Si la fatalité du destin de Chloé et Colin est déjà connue, il n’en demeure pas moins que Gondry parvient à nous enchanter, à nous émerveiller en nous emmenant avec lui dans son univers fantastique et poétique. Toutes les inventions loufoques décrites à la précision par Boris Vian sont incroyablement portées à l’écran par Gondry, qu’il s’agisse du « pianocktail » ou de l’« arrache-cœur ». Car s’il est un don que Michel Gondry possède, c’est celui de faire parler les objets et de les mettre en scène aux côtés des acteurs du film. Le résultat est un univers poétique où la limite entre le réel et l’imaginaire n’est jamais totalement définie et ce, d’autant moins que les nombreux effets du film sont d’avantage mécaniques que numériques, à l’instar de ce moment magique où Chloé et Colin s’envolent au-dessus des Halles dans un nuage suspendu à une grue. Si le réalisateur laisse planer le doute quant à ce qui relève du réel ou de l’imaginaire, il en est de même pour l’époque puisqu’on est la fois dans un décorum des années 50 et dans le Paris tel que nous le connaissons aujourd’hui.

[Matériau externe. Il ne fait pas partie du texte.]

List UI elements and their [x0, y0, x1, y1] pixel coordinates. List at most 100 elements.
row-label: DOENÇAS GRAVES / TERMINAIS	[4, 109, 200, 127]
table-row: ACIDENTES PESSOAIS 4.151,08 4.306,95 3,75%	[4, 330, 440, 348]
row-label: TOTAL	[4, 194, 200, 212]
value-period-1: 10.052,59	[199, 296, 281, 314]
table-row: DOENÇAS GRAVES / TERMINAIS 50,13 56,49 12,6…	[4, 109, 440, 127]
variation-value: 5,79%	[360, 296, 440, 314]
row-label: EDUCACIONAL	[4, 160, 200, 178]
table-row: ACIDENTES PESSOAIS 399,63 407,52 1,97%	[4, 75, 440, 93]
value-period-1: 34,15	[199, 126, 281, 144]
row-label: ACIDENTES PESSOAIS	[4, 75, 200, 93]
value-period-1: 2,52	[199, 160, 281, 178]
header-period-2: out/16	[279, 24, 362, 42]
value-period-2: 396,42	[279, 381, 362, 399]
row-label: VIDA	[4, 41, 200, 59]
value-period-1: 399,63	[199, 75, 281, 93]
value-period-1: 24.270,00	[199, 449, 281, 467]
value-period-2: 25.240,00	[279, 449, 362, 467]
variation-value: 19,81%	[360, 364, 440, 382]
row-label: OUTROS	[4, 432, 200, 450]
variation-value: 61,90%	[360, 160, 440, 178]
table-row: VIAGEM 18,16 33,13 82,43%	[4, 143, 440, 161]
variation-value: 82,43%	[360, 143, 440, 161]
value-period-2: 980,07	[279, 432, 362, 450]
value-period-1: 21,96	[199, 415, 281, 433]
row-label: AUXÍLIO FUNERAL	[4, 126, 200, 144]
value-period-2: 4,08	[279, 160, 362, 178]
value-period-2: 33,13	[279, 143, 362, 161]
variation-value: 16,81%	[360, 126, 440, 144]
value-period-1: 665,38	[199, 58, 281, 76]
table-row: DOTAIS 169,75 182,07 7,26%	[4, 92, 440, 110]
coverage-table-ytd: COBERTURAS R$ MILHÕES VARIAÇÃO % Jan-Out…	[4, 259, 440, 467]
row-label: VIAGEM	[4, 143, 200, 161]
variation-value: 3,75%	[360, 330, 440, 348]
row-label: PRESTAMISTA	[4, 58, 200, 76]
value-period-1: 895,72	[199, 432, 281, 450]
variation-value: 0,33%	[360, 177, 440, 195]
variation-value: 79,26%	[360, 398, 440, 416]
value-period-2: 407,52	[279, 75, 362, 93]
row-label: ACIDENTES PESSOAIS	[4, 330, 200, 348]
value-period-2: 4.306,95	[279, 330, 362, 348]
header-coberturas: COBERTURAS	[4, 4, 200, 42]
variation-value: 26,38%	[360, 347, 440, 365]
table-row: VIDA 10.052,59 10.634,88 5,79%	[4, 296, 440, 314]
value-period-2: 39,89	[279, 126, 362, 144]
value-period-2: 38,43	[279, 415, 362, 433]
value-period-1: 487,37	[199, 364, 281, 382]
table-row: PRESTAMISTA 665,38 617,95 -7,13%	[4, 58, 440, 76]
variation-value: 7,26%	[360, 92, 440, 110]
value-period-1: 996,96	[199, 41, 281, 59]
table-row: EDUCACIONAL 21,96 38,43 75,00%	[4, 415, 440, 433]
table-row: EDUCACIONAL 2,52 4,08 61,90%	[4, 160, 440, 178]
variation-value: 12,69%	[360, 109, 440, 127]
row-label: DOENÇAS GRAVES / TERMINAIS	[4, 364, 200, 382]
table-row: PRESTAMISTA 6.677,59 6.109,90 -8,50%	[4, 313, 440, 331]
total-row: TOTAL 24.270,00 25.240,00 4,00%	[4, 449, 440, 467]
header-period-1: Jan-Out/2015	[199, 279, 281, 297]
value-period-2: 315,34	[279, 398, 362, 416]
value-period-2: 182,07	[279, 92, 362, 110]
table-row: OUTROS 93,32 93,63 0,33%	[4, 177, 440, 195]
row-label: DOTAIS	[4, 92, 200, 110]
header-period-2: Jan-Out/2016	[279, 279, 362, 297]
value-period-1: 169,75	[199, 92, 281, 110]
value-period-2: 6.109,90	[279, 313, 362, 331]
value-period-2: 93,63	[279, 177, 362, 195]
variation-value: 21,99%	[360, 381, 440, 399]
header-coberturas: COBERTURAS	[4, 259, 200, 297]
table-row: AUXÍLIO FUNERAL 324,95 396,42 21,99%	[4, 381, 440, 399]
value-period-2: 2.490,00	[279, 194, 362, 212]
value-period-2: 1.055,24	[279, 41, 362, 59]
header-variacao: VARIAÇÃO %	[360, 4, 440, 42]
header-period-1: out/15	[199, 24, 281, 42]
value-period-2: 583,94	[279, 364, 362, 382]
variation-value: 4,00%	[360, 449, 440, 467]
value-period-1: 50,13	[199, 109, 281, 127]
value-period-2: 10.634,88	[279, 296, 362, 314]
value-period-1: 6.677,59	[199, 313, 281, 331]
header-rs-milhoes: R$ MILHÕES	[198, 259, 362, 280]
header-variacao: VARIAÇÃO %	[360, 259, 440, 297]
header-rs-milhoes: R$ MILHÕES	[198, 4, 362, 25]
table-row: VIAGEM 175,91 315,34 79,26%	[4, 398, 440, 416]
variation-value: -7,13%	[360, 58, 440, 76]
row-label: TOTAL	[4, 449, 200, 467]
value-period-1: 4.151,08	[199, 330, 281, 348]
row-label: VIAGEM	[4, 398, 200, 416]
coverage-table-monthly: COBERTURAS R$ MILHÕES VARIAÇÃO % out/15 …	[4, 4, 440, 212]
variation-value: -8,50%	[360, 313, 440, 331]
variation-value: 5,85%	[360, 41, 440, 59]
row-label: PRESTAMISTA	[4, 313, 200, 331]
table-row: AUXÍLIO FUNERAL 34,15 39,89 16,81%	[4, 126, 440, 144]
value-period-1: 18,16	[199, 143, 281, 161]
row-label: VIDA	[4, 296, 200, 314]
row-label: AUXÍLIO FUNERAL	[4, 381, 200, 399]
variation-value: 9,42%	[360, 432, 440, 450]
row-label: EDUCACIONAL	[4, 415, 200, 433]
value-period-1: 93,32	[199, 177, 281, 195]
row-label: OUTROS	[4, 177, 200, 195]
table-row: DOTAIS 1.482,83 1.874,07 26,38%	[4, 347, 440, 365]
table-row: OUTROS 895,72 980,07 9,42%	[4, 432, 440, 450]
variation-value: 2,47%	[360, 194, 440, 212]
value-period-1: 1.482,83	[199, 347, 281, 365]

Loin de n’être qu’un simple roman d’amour, « L’écume des jours » est une œuvre sociétale où Boris Vian n’hésite pas, à travers la métaphore et la caricature, à pointer du doigt certains fléaux de nos sociétés modernes tels que la déshumanisation du travail, la maladie, la monétisation de la religion ou encore les dérives de la star système. Gondry a pris assez de recul sur le roman pour retranscrire ces thématiques, mais toujours dans un langage qui lui est propre.
Passé le temps des copains, le temps de l’amour et du « Biglemoi », le film prend une tournure beaucoup plus tragique dans sa deuxième partie. Tragique certes, mais non pas moins fantastique et poétique puisque à mesure que le nénuphar croît dans le poumon de Chloé, Gondry fait à merveille se rétrécir la maison, se resserrer les murs et s’estomper la lumière. Le coup de génie réside dans l’assombrissement progressif des lumières et couleurs au fur et à mesure que le film avance, jusqu’à sa fin tragique et sublime en noir et blanc.
Joli film donc autant clip que poétique dont on ressort le cœur empli de rêve et de mélancolie.